Rosa Olitzka (September 6, 1873 – September 29, 1949) was a German-born contralto singer. She sang with the Metropolitan Opera from 1895 to 1901, and with the Chicago Opera from 1910 to 1911.

== Early life ==
Rosa Olitzka was born in Berlin; her parents were Jewish immigrants from Poland. Her father, Joseph Olitzki, was a cantor. She studied voice with Julius Hey in Berlin, and with Désirée Artôt de Padilla in Paris. She also studied piano.

== Career ==
Olitzka made her opera debut in 1892, in Brno. She sang at the Court Theatre in Hanover, at the Municipal Theatre in Hamburg, and at the Court Opera in Dresden. At the Royal Opera House in London's Covent Garden, she appeared in Siegfried (1893), Orfeo ed Eurydice (1894), Otello (1895), Lohengrin (1895 and 1907), Faust (1895), Tannhäuser (1895), Die Walküre (1895, 1900, and 1907), Carmen (1897), Götterdämmerung (1900), Rigoletto (1901), and Aida (1905).

Olitzka sang at the 1896 funeral of William Steinway, in New York City. She first performed opera in the United States with the Damrosch Opera Company, and was a member of the Metropolitan Opera from 1895 to 1901. From 1902 to 1910, she was in Europe, singing in various German cities, as well as Brussels, Paris, and in Milan, at La Scala. She sang with the Chicago Opera from 1910 to 1911. Her Chicago manager was Vera Brady Shipman. In 1915 she toured Kansas, Arkansas, and Texas, giving concerts. She made dozens of recordings, mostly on the Columbia label, including several duets with soprano Bernice de Pasquali. "Mme. Olitzka has a marvelously sweet yet strong voice and produces wondrously beautiful tones in her work," commented one reviewer. "Dramatic in manner as she sings, her vocal efforts are most charming. Her voice is perfect in a compass of three full octaves from low C to high C."

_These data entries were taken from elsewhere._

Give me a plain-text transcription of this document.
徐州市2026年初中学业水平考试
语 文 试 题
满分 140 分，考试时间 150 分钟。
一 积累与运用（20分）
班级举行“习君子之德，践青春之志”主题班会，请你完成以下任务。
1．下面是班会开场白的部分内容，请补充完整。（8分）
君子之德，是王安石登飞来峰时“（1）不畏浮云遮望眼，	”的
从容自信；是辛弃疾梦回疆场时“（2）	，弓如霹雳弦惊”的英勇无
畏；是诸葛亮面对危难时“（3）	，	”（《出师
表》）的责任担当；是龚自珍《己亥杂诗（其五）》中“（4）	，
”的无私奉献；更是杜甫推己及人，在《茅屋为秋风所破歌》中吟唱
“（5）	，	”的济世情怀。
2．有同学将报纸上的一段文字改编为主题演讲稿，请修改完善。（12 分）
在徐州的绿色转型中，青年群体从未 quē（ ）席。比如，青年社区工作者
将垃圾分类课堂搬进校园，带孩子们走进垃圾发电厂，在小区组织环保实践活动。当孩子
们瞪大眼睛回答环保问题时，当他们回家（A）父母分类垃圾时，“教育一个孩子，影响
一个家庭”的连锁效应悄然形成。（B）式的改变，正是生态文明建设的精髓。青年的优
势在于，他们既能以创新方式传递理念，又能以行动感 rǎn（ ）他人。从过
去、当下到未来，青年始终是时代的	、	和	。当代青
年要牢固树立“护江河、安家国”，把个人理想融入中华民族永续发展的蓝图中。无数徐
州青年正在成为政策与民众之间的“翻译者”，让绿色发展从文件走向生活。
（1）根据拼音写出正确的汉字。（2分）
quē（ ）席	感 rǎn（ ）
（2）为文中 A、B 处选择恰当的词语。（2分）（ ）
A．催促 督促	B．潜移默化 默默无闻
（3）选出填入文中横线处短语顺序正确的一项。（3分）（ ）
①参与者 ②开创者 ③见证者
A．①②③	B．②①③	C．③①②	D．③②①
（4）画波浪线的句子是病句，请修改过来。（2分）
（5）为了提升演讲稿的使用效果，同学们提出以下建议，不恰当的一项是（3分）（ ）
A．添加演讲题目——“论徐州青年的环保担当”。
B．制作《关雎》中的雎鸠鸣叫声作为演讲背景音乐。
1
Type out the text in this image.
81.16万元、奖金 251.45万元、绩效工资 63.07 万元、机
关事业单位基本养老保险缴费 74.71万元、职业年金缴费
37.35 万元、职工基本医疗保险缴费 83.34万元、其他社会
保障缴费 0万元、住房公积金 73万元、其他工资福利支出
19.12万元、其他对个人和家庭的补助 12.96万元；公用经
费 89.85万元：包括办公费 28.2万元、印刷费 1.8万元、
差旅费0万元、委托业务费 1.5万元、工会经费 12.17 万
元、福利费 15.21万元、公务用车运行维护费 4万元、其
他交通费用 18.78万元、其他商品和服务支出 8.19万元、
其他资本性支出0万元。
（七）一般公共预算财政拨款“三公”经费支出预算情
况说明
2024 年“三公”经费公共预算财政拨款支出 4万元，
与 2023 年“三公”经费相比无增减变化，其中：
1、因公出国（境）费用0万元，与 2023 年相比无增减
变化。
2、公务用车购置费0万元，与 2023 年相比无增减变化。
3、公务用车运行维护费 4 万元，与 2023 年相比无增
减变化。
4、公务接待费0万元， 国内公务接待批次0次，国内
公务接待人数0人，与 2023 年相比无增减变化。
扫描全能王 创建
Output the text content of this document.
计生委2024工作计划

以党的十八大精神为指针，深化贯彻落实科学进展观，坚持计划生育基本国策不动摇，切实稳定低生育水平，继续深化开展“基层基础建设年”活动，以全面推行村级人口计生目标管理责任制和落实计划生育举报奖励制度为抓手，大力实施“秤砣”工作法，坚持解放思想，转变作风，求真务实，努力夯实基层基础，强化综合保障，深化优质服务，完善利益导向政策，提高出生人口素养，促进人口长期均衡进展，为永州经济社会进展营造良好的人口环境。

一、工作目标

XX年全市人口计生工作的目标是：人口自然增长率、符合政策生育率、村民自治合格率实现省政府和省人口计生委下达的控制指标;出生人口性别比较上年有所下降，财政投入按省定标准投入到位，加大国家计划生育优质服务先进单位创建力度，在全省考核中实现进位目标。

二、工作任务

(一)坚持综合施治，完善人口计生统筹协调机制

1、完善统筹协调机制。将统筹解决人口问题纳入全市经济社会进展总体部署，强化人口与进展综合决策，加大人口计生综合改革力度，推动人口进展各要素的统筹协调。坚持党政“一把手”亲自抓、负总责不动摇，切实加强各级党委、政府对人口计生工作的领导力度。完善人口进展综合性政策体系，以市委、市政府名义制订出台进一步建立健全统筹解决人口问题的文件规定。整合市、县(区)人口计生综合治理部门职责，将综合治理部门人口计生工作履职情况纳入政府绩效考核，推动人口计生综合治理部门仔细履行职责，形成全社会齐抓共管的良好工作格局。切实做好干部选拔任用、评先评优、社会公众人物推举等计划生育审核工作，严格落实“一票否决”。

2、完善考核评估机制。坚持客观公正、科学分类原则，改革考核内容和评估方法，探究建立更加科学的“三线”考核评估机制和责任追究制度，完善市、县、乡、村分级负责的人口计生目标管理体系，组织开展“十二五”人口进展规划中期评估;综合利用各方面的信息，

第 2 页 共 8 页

She had a famous collection of jewelry, including a diamond pin given to her by Queen Victoria for her work, and a medal from Kaiser Wilhelm. She was the victim of several publicized episodes of theft or robbery later in life, in 1920, 1930, and 1937.

== Personal life ==
Rosa Olitzka married Boris J. Sinai, a Russian-born insurance agent, in 1908. She was widowed when he died in 1919. She died from a heart attack in 1949, aged 76 years, in her Chicago home.